Los pilares del «Plan Mahiques»
Tras confirmarse su nombramiento, el flamante ministro utilizó sus redes sociales para delinear lo que será su impronta al frente de la cartera. Sus definiciones apuntan a una transformación del servicio de justicia basada en tres ejes:
- Independencia y Agilidad: Prometió un Poder Judicial alejado de las «disputas políticas» y centrado en la resolución rápida de los conflictos.
- Seguridad Jurídica y Economía: Vinculó directamente la solidez del sistema judicial con la capacidad del país para atraer inversiones. «Sin justicia no hay futuro posible», sentenció.
- Protección a la Víctima: Aseguró que su gestión no confundirá las garantías procesales con la impunidad, priorizando los derechos de quienes sufren el delito.
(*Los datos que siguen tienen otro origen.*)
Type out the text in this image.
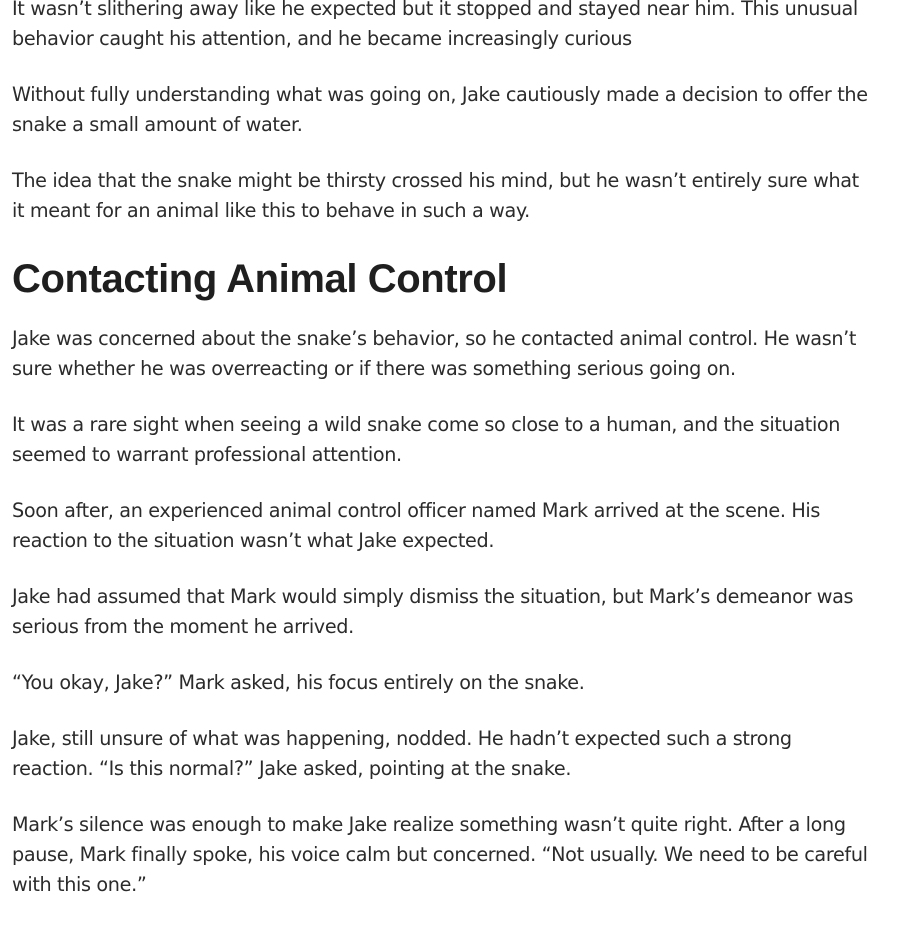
It wasn’t slithering away like he expected but it stopped and stayed near him. This unusual behavior caught his attention, and he became increasingly curious

Without fully understanding what was going on, Jake cautiously made a decision to offer the snake a small amount of water.

The idea that the snake might be thirsty crossed his mind, but he wasn’t entirely sure what it meant for an animal like this to behave in such a way.

Contacting Animal Control

Jake was concerned about the snake’s behavior, so he contacted animal control. He wasn’t sure whether he was overreacting or if there was something serious going on.

It was a rare sight when seeing a wild snake come so close to a human, and the situation seemed to warrant professional attention.

Soon after, an experienced animal control officer named Mark arrived at the scene. His reaction to the situation wasn’t what Jake expected.

Jake had assumed that Mark would simply dismiss the situation, but Mark’s demeanor was serious from the moment he arrived.

“You okay, Jake?” Mark asked, his focus entirely on the snake.

Jake, still unsure of what was happening, nodded. He hadn’t expected such a strong reaction. “Is this normal?” Jake asked, pointing at the snake.

Mark’s silence was enough to make Jake realize something wasn’t quite right. After a long pause, Mark finally spoke, his voice calm but concerned. “Not usually. We need to be careful with this one.”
El equipo: Mahiques no llega solo. Se confirmó que Santiago Viola lo acompañará como Secretario de Justicia, ocupando el segundo lugar en la estructura del ministerio.
El factor Karina Milei
Un detalle no menor en la llegada de Mahiques fue su agradecimiento explícito a Karina Milei, Secretaria General de la Presidencia. El ministro elogió su labor en la conducción del equipo político del oficialismo, evidenciando que su desembarco en el Gabinete cuenta con el aval directo del círculo de confianza más estrecho del Presidente.
Reacción inmediata: La sombra de Lago Escondido
La designación no tardó en generar un fuerte rechazo en los bloques opositores, principalmente en Unión por la Patria y la Coalición Cívica. El foco de las críticas se centró en los antecedentes del nuevo ministro.
Legisladores de la oposición recordaron el polémico viaje de 2022 a la estancia de Joe Lewis, donde Mahiques participó junto a jueces y empresarios. «Los nombres hablan por su pasado», señaló la diputada Mónica Frade.
Su linaje judicial (hijo del juez Carlos Mahiques) y su relación con el mundo del fútbol (vínculo previo con la AFA de «Chiqui» Tapia) también fueron puestos bajo la lupa, cuestionando su capacidad para ejercer una gestión «imparcial».